Installation Guide
Installation Methods
CUDA-QX provides multiple installation methods to suit your needs:
pip install
The simplest way to install CUDA-QX is via pip. (If you’re on Mac, your only option is to use the Docker container as described below.) For pip, you can install individual components:
# Install QEC library
pip install cudaq-qec
# Install Solvers library
pip install cudaq-solvers
# Install both libraries
pip install cudaq-qec cudaq-solvers
CUDA-QX provides optional pip-installable components:
# Install the Tensor Network Decoder from the QEC library
pip install cudaq-qec[tensor-network-decoder]

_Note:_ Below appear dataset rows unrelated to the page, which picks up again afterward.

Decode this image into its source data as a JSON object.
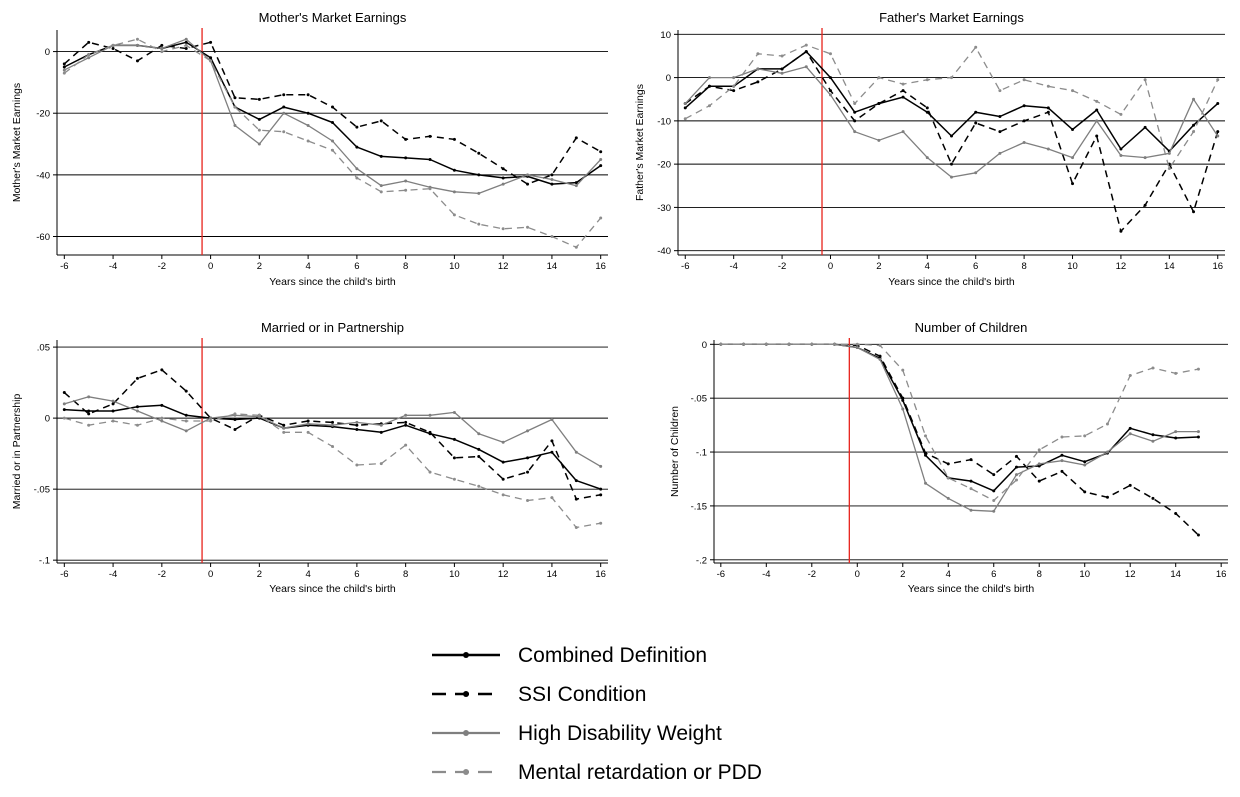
{
  "colors": {
    "combined": "#000000",
    "ssi": "#000000",
    "high": "#7f7f7f",
    "mental": "#8c8c8c",
    "event_line": "#e8231c",
    "grid": "#000000"
  },
  "legend": {
    "items": [
      {
        "key": "combined",
        "label": "Combined Definition",
        "style": "solid",
        "color": "#000000"
      },
      {
        "key": "ssi",
        "label": "SSI Condition",
        "style": "dashed",
        "color": "#000000"
      },
      {
        "key": "high",
        "label": "High Disability Weight",
        "style": "solid",
        "color": "#7f7f7f"
      },
      {
        "key": "mental",
        "label": "Mental retardation or PDD",
        "style": "dashed",
        "color": "#8c8c8c"
      }
    ]
  },
  "chart_data": [
    {
      "type": "line",
      "title": "Mother's Market Earnings",
      "xlabel": "Years since the child's birth",
      "ylabel": "Mother's Market Earnings",
      "xlim": [
        -6.3,
        16.3
      ],
      "ylim": [
        -66,
        7
      ],
      "xticks": [
        -6,
        -4,
        -2,
        0,
        2,
        4,
        6,
        8,
        10,
        12,
        14,
        16
      ],
      "xtick_labels": [
        "-6",
        "-4",
        "-2",
        "0",
        "2",
        "4",
        "6",
        "8",
        "10",
        "12",
        "14",
        "16"
      ],
      "yticks": [
        0,
        -20,
        -40,
        -60
      ],
      "ytick_labels": [
        "0",
        "-20",
        "-40",
        "-60"
      ],
      "grid": true,
      "event_line_x": -0.35,
      "x": [
        -6,
        -5,
        -4,
        -3,
        -2,
        -1,
        0,
        1,
        2,
        3,
        4,
        5,
        6,
        7,
        8,
        9,
        10,
        11,
        12,
        13,
        14,
        15,
        16
      ],
      "series": [
        {
          "name": "Combined Definition",
          "key": "combined",
          "values": [
            -5,
            -1,
            2,
            2,
            1,
            3,
            -2,
            -18,
            -22,
            -18,
            -20,
            -23,
            -31,
            -34,
            -34.5,
            -35,
            -38.5,
            -40,
            -41,
            -40.5,
            -43,
            -42.5,
            -37
          ]
        },
        {
          "name": "SSI Condition",
          "key": "ssi",
          "values": [
            -4,
            3,
            1,
            -3,
            2,
            1,
            3,
            -15,
            -15.5,
            -14,
            -14,
            -18,
            -24.5,
            -22.5,
            -28.5,
            -27.5,
            -28.5,
            -33,
            -38,
            -43,
            -40,
            -28,
            -32.5
          ]
        },
        {
          "name": "High Disability Weight",
          "key": "high",
          "values": [
            -6,
            -2,
            2,
            2,
            1,
            4,
            -3,
            -24,
            -30,
            -20,
            -24,
            -29,
            -38,
            -43.5,
            -42,
            -44,
            -45.5,
            -46,
            -43,
            -40,
            -41.5,
            -43.5,
            -35
          ]
        },
        {
          "name": "Mental retardation or PDD",
          "key": "mental",
          "values": [
            -7,
            -1,
            2,
            4,
            0,
            2,
            -3,
            -18,
            -25.5,
            -26,
            -29,
            -32,
            -41,
            -45.5,
            -45,
            -44.5,
            -53,
            -56,
            -57.5,
            -57,
            -60,
            -63.5,
            -54
          ]
        }
      ]
    },
    {
      "type": "line",
      "title": "Father's Market Earnings",
      "xlabel": "Years since the child's birth",
      "ylabel": "Father's Market Earnings",
      "xlim": [
        -6.3,
        16.3
      ],
      "ylim": [
        -41,
        11
      ],
      "xticks": [
        -6,
        -4,
        -2,
        0,
        2,
        4,
        6,
        8,
        10,
        12,
        14,
        16
      ],
      "xtick_labels": [
        "-6",
        "-4",
        "-2",
        "0",
        "2",
        "4",
        "6",
        "8",
        "10",
        "12",
        "14",
        "16"
      ],
      "yticks": [
        10,
        0,
        -10,
        -20,
        -30,
        -40
      ],
      "ytick_labels": [
        "10",
        "0",
        "-10",
        "-20",
        "-30",
        "-40"
      ],
      "grid": true,
      "event_line_x": -0.35,
      "x": [
        -6,
        -5,
        -4,
        -3,
        -2,
        -1,
        0,
        1,
        2,
        3,
        4,
        5,
        6,
        7,
        8,
        9,
        10,
        11,
        12,
        13,
        14,
        15,
        16
      ],
      "series": [
        {
          "name": "Combined Definition",
          "key": "combined",
          "values": [
            -7,
            -2,
            -2,
            2,
            2,
            6,
            0,
            -8,
            -6,
            -4.5,
            -8,
            -13.5,
            -8,
            -9,
            -6.5,
            -7,
            -12,
            -7.5,
            -16.5,
            -11.5,
            -17,
            -11,
            -6
          ]
        },
        {
          "name": "SSI Condition",
          "key": "ssi",
          "values": [
            -6,
            -2,
            -3,
            -1,
            2,
            6,
            -3,
            -10,
            -6,
            -3,
            -7,
            -20,
            -10.5,
            -12.5,
            -10,
            -8,
            -24.5,
            -13.5,
            -35.5,
            -29.5,
            -20,
            -31,
            -12.5
          ]
        },
        {
          "name": "High Disability Weight",
          "key": "high",
          "values": [
            -6,
            0,
            0,
            2,
            1,
            2.5,
            -4,
            -12.5,
            -14.5,
            -12.5,
            -18.5,
            -23,
            -22,
            -17.5,
            -15,
            -16.5,
            -18.5,
            -10,
            -18,
            -18.5,
            -17.5,
            -5,
            -13.5
          ]
        },
        {
          "name": "Mental retardation or PDD",
          "key": "mental",
          "values": [
            -9.5,
            -6.5,
            -2,
            5.5,
            5,
            7.5,
            5.5,
            -6,
            0,
            -1.5,
            -0.5,
            0,
            7,
            -3,
            -0.5,
            -2,
            -3,
            -5.5,
            -8.5,
            -0.5,
            -21,
            -12.5,
            -0.5
          ]
        }
      ]
    },
    {
      "type": "line",
      "title": "Married or in Partnership",
      "xlabel": "Years since the child's birth",
      "ylabel": "Married or in Partnership",
      "xlim": [
        -6.3,
        16.3
      ],
      "ylim": [
        -0.102,
        0.055
      ],
      "xticks": [
        -6,
        -4,
        -2,
        0,
        2,
        4,
        6,
        8,
        10,
        12,
        14,
        16
      ],
      "xtick_labels": [
        "-6",
        "-4",
        "-2",
        "0",
        "2",
        "4",
        "6",
        "8",
        "10",
        "12",
        "14",
        "16"
      ],
      "yticks": [
        0.05,
        0,
        -0.05,
        -0.1
      ],
      "ytick_labels": [
        ".05",
        "0",
        "-.05",
        "-.1"
      ],
      "grid": true,
      "event_line_x": -0.35,
      "x": [
        -6,
        -5,
        -4,
        -3,
        -2,
        -1,
        0,
        1,
        2,
        3,
        4,
        5,
        6,
        7,
        8,
        9,
        10,
        11,
        12,
        13,
        14,
        15,
        16
      ],
      "series": [
        {
          "name": "Combined Definition",
          "key": "combined",
          "values": [
            0.006,
            0.005,
            0.005,
            0.008,
            0.009,
            0.002,
            0,
            -0.001,
            0,
            -0.007,
            -0.005,
            -0.006,
            -0.008,
            -0.01,
            -0.005,
            -0.011,
            -0.015,
            -0.022,
            -0.031,
            -0.028,
            -0.024,
            -0.044,
            -0.05
          ]
        },
        {
          "name": "SSI Condition",
          "key": "ssi",
          "values": [
            0.018,
            0.003,
            0.01,
            0.028,
            0.034,
            0.019,
            0,
            -0.008,
            0.002,
            -0.005,
            -0.002,
            -0.003,
            -0.005,
            -0.004,
            -0.003,
            -0.01,
            -0.028,
            -0.027,
            -0.043,
            -0.038,
            -0.016,
            -0.057,
            -0.054
          ]
        },
        {
          "name": "High Disability Weight",
          "key": "high",
          "values": [
            0.01,
            0.015,
            0.012,
            0.005,
            -0.002,
            -0.009,
            0,
            0.002,
            0.001,
            -0.007,
            -0.004,
            -0.005,
            -0.003,
            -0.005,
            0.002,
            0.002,
            0.004,
            -0.011,
            -0.017,
            -0.009,
            -0.001,
            -0.024,
            -0.034
          ]
        },
        {
          "name": "Mental retardation or PDD",
          "key": "mental",
          "values": [
            0,
            -0.005,
            -0.002,
            -0.005,
            0,
            -0.002,
            -0.002,
            0.003,
            0.002,
            -0.01,
            -0.01,
            -0.02,
            -0.033,
            -0.032,
            -0.019,
            -0.038,
            -0.043,
            -0.048,
            -0.054,
            -0.058,
            -0.056,
            -0.077,
            -0.074
          ]
        }
      ]
    },
    {
      "type": "line",
      "title": "Number of Children",
      "xlabel": "Years since the child's birth",
      "ylabel": "Number of Children",
      "xlim": [
        -6.3,
        16.3
      ],
      "ylim": [
        -0.203,
        0.004
      ],
      "xticks": [
        -6,
        -4,
        -2,
        0,
        2,
        4,
        6,
        8,
        10,
        12,
        14,
        16
      ],
      "xtick_labels": [
        "-6",
        "-4",
        "-2",
        "0",
        "2",
        "4",
        "6",
        "8",
        "10",
        "12",
        "14",
        "16"
      ],
      "yticks": [
        0,
        -0.05,
        -0.1,
        -0.15,
        -0.2
      ],
      "ytick_labels": [
        "0",
        "-.05",
        "-.1",
        "-.15",
        "-.2"
      ],
      "grid": true,
      "event_line_x": -0.35,
      "x": [
        -6,
        -5,
        -4,
        -3,
        -2,
        -1,
        0,
        1,
        2,
        3,
        4,
        5,
        6,
        7,
        8,
        9,
        10,
        11,
        12,
        13,
        14,
        15
      ],
      "series": [
        {
          "name": "Combined Definition",
          "key": "combined",
          "values": [
            0,
            0,
            0,
            0,
            0,
            0,
            -0.003,
            -0.013,
            -0.052,
            -0.103,
            -0.124,
            -0.127,
            -0.136,
            -0.114,
            -0.113,
            -0.103,
            -0.109,
            -0.101,
            -0.078,
            -0.084,
            -0.087,
            -0.086
          ]
        },
        {
          "name": "SSI Condition",
          "key": "ssi",
          "values": [
            0,
            0,
            0,
            0,
            0,
            0,
            -0.001,
            -0.011,
            -0.05,
            -0.101,
            -0.111,
            -0.107,
            -0.121,
            -0.104,
            -0.127,
            -0.118,
            -0.137,
            -0.142,
            -0.131,
            -0.143,
            -0.157,
            -0.177
          ]
        },
        {
          "name": "High Disability Weight",
          "key": "high",
          "values": [
            0,
            0,
            0,
            0,
            0,
            0,
            -0.003,
            -0.014,
            -0.06,
            -0.129,
            -0.143,
            -0.154,
            -0.155,
            -0.121,
            -0.111,
            -0.108,
            -0.112,
            -0.1,
            -0.083,
            -0.09,
            -0.081,
            -0.081
          ]
        },
        {
          "name": "Mental retardation or PDD",
          "key": "mental",
          "values": [
            0,
            0,
            0,
            0,
            0,
            0,
            0,
            -0.001,
            -0.024,
            -0.085,
            -0.124,
            -0.134,
            -0.145,
            -0.126,
            -0.098,
            -0.086,
            -0.085,
            -0.074,
            -0.029,
            -0.022,
            -0.027,
            -0.023
          ]
        }
      ]
    }
  ]
}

# Install the GQE algorithm from the Solvers library
pip install cudaq-solvers[gqe]
Note
CUDA-Q Solvers will require the presence of libgfortran, which is
not distributed with the Python wheel, for provided classical optimizers. If
libgfortran is not installed, you will need to install it via your
distribution’s package manager. On Debian based systems, you can install
this with apt-get install gfortran.
Docker Container
CUDA-QX is available as a Docker container with all dependencies pre-installed:
Pull the container:
docker pull ghcr.io/nvidia/cudaqx
Run the container:
docker run --gpus all -it ghcr.io/nvidia/cudaqx
Note
If your system does not have local GPUs (eg. a MacBook), omit the --gpus all
argument.
- The container includes:
CUDA-Q compiler and runtime
CUDA-QX libraries (QEC and Solvers)
All required dependencies
Example notebooks and tutorials
Building from Source
The instructions for building CUDA-QX from source are maintained on our GitHub repository: Building CUDA-QX from Source.
Installing PyTorch
PyTorch (torch) is required for several CUDA-QX features:
Tensor Network Decoder: Used by the QEC library for tensor network-based decoding (CPU version of PyTorch is sufficient)
GQE Algorithm: Used by the Solvers library for the Generative Quantum Eigensolver
Training AI Decoders: Optionally used for training custom neural network decoders (see Deploying AI Decoders with TensorRT)
PyTorch is automatically installed when you install the optional components:
# Installs PyTorch as a dependency
pip install cudaq-qec[tensor-network-decoder]
pip install cudaq-solvers[gqe]
Alternatively, you can install PyTorch directly. For detailed installation instructions, visit the PyTorch installation page.
pip install torch
Note
Users with NVIDIA Blackwell architecture GPUs require PyTorch with CUDA 12.8 or later support. When installing PyTorch, make sure to select the appropriate CUDA version for your system.